Showing posts with label Til Schweiger. Show all posts
Showing posts with label Til Schweiger. Show all posts

Tuesday, September 28, 2010

Sally Menke (RIP). Tarantino Films Will Never Be The Same Again.

Terrible news to report. This morning Sally Menke's body was discovered in Beachwood Canyon. She was 56 years old. It may have been California's extreme heat on Monday when she went missing but details are still emerging. She had been hiking with her dog, a black lab (the dog is okay). The amazing film editor was best known for her work with Quentin Tarantino. She edited all of his feature films.


Christoph Waltz poses with Tarantino's editing queen Sally Menke, during
the awards run for Inglourious Basterds.


So you can thank her in part for the wondrous control of Tarantino's very distinctive pacing, intricate performance shaping (and so many great performances had to have been carefully shaved, trimmed and aided by Sally's deft hands), freeze framing (just mentioned!) and not least of all those incredibly precise long-form action sequences in Kill Bill Vol 1 and Kill Bill Vol 2.



And here's a lovely compilation from Inglourious Basterds of the actors saying "hi Sally" before and after takes to amuse her in the editing room. My favorite is Til Schweiger's. He's so serious in the film but such a goof here.



Heartbreaking in retrospect but so sweet to think about. She must have so enjoyed these moments.

Fine farewells:
  • Edgar Wright (Scott Pilgrim vs. the World) shares his last conversation with her. 
  • Aint it Cool News Tarantino: "I don't write with anybody. I write by myself. But when it comes to the editing, I write with Sally."
  • ArtsBeat She was also hiking when she first heard she got the Reservoir Dogs job.
  • Joblo Menke's own words having worked through both of her pregnancies "my babies had Tarantino movies played to them in the womb, but they seem to have turned out OK."
Our hearts go out to Menke's family and to QT.

Trivia: She was nominated for an Oscar twice for Pulp Fiction and Inglourious Basterds. Here at the Film Experience she won two medals, the bronze for Basterds and a gold medal for Kill Bill Vol. 1 (2003) --  I'm still horrified that the editor's branch didn't honor her genius there.

Thursday, August 20, 2009

Review: Inglourious Basterds

I understand the consensus buzz for Inglourious Basterds is muddled and noncommital. I blame two things: first, its muted Cannes reception (please note: some people are already changing their minds about it) and second, Eli Roth. What? He's fun to blame. Quentin has thankfully stayed behind the camera this time but he's unfortunately replaced himself with another director who should stay there. Roth's hostile-Hostel presence coupled with the only easy-to-describe part of the film (Jewish soldiers kill Nazis in World War II) assures that people will get the wrong idea about the movie. It's more than a lame exercize in sadism.
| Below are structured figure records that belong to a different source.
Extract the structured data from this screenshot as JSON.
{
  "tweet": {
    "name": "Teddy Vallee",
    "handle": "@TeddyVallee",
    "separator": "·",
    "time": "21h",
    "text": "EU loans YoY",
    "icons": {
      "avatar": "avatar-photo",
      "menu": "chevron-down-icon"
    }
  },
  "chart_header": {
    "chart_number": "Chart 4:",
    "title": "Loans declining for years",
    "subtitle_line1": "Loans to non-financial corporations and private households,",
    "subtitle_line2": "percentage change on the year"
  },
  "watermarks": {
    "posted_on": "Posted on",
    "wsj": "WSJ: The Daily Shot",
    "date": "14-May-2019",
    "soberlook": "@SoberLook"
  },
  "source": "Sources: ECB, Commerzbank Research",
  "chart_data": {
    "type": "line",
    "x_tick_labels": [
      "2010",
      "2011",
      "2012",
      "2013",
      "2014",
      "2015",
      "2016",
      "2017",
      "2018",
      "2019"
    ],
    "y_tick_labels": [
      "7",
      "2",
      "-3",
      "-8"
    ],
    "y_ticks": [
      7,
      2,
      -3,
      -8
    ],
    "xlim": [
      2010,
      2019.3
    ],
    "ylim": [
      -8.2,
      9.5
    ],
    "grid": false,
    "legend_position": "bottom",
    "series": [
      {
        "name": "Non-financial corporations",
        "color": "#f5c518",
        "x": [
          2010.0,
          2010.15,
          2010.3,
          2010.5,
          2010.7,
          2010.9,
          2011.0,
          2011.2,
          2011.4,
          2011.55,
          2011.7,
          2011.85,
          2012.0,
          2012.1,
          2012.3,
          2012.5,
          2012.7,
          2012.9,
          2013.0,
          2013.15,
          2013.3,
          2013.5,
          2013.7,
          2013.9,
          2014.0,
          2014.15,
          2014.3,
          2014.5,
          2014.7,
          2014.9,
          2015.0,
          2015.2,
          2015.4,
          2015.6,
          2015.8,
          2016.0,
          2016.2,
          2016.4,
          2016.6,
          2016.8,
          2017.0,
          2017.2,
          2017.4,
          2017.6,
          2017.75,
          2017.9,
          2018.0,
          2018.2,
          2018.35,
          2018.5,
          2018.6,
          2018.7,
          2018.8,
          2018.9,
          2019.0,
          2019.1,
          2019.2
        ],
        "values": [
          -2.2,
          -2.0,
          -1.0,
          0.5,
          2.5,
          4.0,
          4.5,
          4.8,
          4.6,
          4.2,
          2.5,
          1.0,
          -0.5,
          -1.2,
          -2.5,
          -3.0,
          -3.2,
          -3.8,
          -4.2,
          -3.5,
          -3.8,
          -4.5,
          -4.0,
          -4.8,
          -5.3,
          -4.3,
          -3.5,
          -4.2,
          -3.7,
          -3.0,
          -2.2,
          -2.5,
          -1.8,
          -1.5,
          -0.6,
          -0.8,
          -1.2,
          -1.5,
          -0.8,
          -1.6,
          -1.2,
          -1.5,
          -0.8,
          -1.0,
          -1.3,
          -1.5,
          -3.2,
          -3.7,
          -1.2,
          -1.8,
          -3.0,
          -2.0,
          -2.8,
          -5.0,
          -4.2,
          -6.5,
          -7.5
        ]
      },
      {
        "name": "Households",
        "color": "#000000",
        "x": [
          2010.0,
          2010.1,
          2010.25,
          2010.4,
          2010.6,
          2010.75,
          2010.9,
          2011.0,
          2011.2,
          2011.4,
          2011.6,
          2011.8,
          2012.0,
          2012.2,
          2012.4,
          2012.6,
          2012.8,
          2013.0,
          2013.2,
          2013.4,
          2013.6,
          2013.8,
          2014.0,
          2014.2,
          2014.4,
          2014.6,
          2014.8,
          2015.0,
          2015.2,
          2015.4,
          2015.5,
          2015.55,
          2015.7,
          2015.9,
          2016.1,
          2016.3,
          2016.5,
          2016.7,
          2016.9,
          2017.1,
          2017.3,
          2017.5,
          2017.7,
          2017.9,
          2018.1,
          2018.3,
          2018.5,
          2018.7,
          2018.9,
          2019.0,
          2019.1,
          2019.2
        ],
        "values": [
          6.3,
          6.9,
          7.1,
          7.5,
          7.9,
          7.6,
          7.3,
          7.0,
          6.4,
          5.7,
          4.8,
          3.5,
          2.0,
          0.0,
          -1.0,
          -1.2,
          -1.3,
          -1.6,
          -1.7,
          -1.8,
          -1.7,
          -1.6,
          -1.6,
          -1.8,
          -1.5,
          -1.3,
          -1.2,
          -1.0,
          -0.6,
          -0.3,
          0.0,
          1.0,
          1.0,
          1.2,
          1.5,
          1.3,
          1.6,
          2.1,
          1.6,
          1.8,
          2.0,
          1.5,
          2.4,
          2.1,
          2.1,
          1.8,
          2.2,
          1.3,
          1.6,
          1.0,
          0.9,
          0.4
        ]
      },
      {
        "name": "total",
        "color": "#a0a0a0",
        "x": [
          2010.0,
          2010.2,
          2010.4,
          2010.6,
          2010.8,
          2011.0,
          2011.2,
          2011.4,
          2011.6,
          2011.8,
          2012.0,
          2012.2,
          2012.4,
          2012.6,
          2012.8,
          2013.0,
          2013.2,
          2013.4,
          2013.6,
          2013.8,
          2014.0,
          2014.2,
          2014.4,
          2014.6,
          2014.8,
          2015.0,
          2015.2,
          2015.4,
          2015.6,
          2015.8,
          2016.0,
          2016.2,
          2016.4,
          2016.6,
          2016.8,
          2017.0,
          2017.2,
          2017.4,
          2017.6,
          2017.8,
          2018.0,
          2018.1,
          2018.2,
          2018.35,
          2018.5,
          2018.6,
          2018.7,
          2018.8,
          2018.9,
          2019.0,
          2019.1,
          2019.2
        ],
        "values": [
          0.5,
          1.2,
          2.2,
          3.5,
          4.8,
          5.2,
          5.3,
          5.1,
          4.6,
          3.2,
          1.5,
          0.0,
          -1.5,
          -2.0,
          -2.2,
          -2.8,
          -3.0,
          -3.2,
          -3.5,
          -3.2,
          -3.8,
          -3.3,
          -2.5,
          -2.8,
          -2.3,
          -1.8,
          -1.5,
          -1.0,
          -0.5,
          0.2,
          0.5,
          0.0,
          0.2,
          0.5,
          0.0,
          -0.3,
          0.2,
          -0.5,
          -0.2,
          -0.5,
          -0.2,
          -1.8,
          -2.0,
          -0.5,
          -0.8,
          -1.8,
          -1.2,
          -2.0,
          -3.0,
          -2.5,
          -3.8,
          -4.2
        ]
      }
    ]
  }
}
Not that Basterds isn't sadistic. Tarantino's films always are. But one of the most amusing and satisfying things about the writer/director's work is that though you can always predict each new movie's mix of elements: vivid performances, instantly memorable characters, long monologues and dexterous banter, Samuel L Jackson, juvenilia, foot fetishes and movie referencing; the way Tarantino arranges, twists and presents these predictable stock elements is always anything but. He's gifted (even if he still can't edit himself).

So, my brief review...

"You're Basterd People"

At first glance it might seem odd to channel Waiting For Guffman’s Corky St. Clair to title a post on Quentin Tarantino’s WW II film Inglourious Basterds, but a closer inspection excuses the odd allusion. Inglourious Basterds lurches toward the parodic on more than one occasion as it veers like a happy drunk from historical drama to espionage thriller to action gorefest to black comedy and back again. And Tarantino is never shy about cinematic referencing so why should we be when discussing his films? Brad Pitt plays the presumably illiterate Lt. Aldo Raine –hence the title, bound to drive spelling bee champs mad – who leads a group of mostly Jewish soldiers on a mission to kill and scalp “Natzis!” in occupied France late in World War II. But that synopsis, and even the understandable marketing of Pitt as the film’s star are somewhat misleading.

Brad Pitt in Cannes with two members of the terrific German cast:
Daniel Brühl (Goodbye Lenin) and Diane Kruger (Joyeux Noël) in Cannes


Like many of QT’s idiosyncratic efforts, this one is overstuffed with memorable characters and sidebar flourishes. The Basterds, as the multi-chapter plot shakes out, turn out to be the least interesting part of the long but never dull film.